Abstract Title:

Antioxidant supplementation reduces inter-individual variation in markers of oxidative damage.

Abstract Source:

Free Radic Res. 2005 Jun ;39(6):659-66. PMID: 16036344

Abstract Author(s):

K Volkovová, M Barancoková, A Kazimírová, A Collins, K Raslová, B Smolková, A Horská, L Wsólová, M Dusinská

Article Affiliation:

K Volkovová


The aim of this study was to examine the effect of antioxidant supplementation on oxidative damage and chromosome stability in middle-aged men, smokers and non-smokers. A total of 124 men aged 48+/-6 years from Bratislava and from the rural population near Bratislava were investigated; 64 men (22 smokers and 42 non-smokers) were supplemented for 12 weeks with antioxidants, while 60 (25 smokers and 35 non-smokers) were given placebo. The daily antioxidant supplementation consisted of vitamin C (100 mg), vitamin E (100 mg), ss-carotene (6 mg), and selenium (50 microg). Samples of blood were taken on two occasions: At the beginning and at the end of the supplementation trial. Concentrations of dietary antioxidants, ferric reducing ability, malondialdehyde as an indicator of lipid peroxidation in plasma, micronuclei and chromosome aberrations in lymphocytes were measured. Antioxidant supplementation significantly increased the levels of vitamin C, ss-carotene, a-tocopherol and selenium in plasma. The overall antioxidant status of plasma measured as ferric reducing ability of plasma (FRAP) increased significantly (p<0.001) after antioxidant supplementation as well. The increase in antioxidant parameters after supplementation were consistently more pronounced in non-smokers than in smokers. There was a significant decrease of malondialdehyde concentration in the non-smokers, while in smokers the decrease of malondialdehyde concentration was not significant. Antioxidant supplementation did not affect the proportion of lymphocytes with micronuclei or the total number of micronuclei; however, there was a significant positive correlation (p<0.001) between the malondialdehyde concentration at the beginning of the supplementation trial and the difference in number of cells with micronuclei before and after the supplementation.

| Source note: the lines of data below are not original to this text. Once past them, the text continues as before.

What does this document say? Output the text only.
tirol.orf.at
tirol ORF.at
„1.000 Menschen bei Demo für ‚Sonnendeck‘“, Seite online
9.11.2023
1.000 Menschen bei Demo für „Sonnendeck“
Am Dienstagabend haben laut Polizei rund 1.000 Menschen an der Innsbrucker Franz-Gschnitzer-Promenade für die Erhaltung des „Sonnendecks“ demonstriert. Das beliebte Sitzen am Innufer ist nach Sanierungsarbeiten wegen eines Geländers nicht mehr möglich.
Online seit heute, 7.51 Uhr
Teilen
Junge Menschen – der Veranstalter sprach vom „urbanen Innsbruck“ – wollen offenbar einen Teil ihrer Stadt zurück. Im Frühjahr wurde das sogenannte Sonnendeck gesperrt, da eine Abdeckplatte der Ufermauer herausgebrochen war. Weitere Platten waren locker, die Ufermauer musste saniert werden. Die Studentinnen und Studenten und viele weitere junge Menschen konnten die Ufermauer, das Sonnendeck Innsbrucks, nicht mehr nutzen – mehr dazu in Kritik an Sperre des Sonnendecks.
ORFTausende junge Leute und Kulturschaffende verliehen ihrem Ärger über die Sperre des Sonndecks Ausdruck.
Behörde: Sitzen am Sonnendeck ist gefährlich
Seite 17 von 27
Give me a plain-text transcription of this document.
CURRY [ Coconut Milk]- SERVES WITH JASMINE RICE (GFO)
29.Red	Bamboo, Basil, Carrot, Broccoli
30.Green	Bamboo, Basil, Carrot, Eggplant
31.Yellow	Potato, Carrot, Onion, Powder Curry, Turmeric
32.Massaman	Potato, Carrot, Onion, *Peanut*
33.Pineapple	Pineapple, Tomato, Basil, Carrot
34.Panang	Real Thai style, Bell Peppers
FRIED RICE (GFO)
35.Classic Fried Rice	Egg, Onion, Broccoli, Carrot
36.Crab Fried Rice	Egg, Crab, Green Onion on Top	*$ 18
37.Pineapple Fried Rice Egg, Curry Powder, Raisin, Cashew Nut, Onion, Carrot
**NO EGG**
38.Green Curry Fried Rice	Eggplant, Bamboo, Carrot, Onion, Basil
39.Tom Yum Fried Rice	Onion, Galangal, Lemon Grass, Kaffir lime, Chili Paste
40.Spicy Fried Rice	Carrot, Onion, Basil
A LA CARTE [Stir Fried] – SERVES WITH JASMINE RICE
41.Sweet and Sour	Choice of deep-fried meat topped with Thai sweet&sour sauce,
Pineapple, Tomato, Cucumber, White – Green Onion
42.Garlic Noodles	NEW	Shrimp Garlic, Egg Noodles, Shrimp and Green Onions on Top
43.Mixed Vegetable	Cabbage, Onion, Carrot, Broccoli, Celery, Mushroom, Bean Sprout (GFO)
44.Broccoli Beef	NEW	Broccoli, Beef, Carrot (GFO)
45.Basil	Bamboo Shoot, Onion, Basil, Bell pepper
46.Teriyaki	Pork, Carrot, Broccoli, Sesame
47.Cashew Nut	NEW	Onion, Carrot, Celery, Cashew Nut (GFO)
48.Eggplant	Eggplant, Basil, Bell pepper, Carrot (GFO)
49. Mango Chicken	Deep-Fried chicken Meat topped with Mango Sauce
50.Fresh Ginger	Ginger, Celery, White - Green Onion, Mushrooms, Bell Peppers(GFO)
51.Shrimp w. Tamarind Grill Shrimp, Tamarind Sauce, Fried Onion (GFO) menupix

The percent of cells with chromosome aberrations decreased significantly after antioxidant supplementation in smokers. These results indicate that a combined antioxidant supplementation (a) is effective even at very moderate doses; (b) significantly diminishes oxidative damage to lipids when it is high initially; and (c) is effective in decreasing chromosomal instability in lymphocytes of middle-aged men.